Regarding Tesco's Fresh & Easy Neighborhood Market, Fresh & Easy Buzz has been writing now for months that the grocery chain needs to focus on a value proposition in its merchandising and then create a marketing and communications program to tout that value proposition in a strong, clear, concise and repetitive way.

Instead Fresh & Easy's merchandising and marketing focus all year has been more like that of a specialty foods retailer operating in good economic times.

For example, Fresh & Easy promotes mostly prepared foods (a little prepared foods promo is fine but far less than it's doing now in this recession would be wise). Read Lee Scott's research observation above. More cooking at home. Using more leftovers. Buying more frozen food. Buying more basic groceries on sale and storing them.

For Thanksgiving Fresh & Easy promoted a gourmet turkey wrapped in smoked bacon and sage rather than a basic bird at a cheap price like nearly all other major chains did.

And when it comes to its public relations campaign, Fresh & Easy issues news release after news release about "green" retailing, premium, prepared foods and new store openings, but near-none about the values offered in its stores.

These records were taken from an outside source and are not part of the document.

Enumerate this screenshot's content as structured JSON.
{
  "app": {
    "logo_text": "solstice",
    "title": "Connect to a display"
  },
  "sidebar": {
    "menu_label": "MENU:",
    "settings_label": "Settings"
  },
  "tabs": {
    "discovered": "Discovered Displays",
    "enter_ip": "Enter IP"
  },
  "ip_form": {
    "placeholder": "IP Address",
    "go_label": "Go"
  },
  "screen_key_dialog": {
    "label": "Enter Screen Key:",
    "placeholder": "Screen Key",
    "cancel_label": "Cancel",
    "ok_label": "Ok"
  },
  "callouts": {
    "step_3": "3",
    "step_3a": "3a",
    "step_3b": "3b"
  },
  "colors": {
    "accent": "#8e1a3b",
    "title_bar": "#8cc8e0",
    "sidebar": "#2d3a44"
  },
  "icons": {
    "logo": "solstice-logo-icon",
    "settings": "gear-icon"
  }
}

It's fortnightly (bi-weekly) advertising circulars reflect mostly this specialty foods retailer in good economic times promotional activity as well. The grocery chain has yet to produce one value-packed advertising circular similar say to what the small-format discount grocery chain Aldi USA does each week. (]

After all, according to Tesco, Fresh & Easy is a convenient neighborhood grocery and fresh foods store designed for "everybody" to shop at for food and groceries, featuring everyday low prices at least 15% below the everyday prices of its competitors.

This model and message isn't being communicated, nor is Fresh & Easy's merchandising emphasising this positioning in its stores, even though it is what it should be doing with a near 100% focus in this current down economy, which is even more down in California, Nevada and Arizona where Tesco operates its 104 Fresh & Easy stores than it is in many other U.s. states.

Based on Tesco's description of what Fresh & Easy is, that they are no frills stores for "everybody," with about the lowest prices around vis-a-vis the competition, the stores should be doing very well right now. They aren't.

While Scott and Wal-Mart learn about this new, recessionary customer, and focus the chain's stores on this customer which is paying big dividends for the chain, Tesco's Fresh & Easy Neighborhood Market USA seems oblivious to the current recessionary marketplace realities in its merchandising and marketing.

If at the helm of Fresh & Easy, we would be focusing near all of our merchandising, marketing and operational efforts in a laser beam like fashion on that value proposition, on the basic grocery and related categories like Wal-Mart is doing, and is winning out by doing so, across the board.

Perhaps a mission statement something like this: Fresh & Easy: "We are a no frills grocery market where you can get food and groceries for the best prices. No gimmicks. No fancy displays. Just the best prices available on groceries and fresh foods (and a few special treats as well) when you need them. We know the times aren't easy. That's why Fresh & Easy is here for you."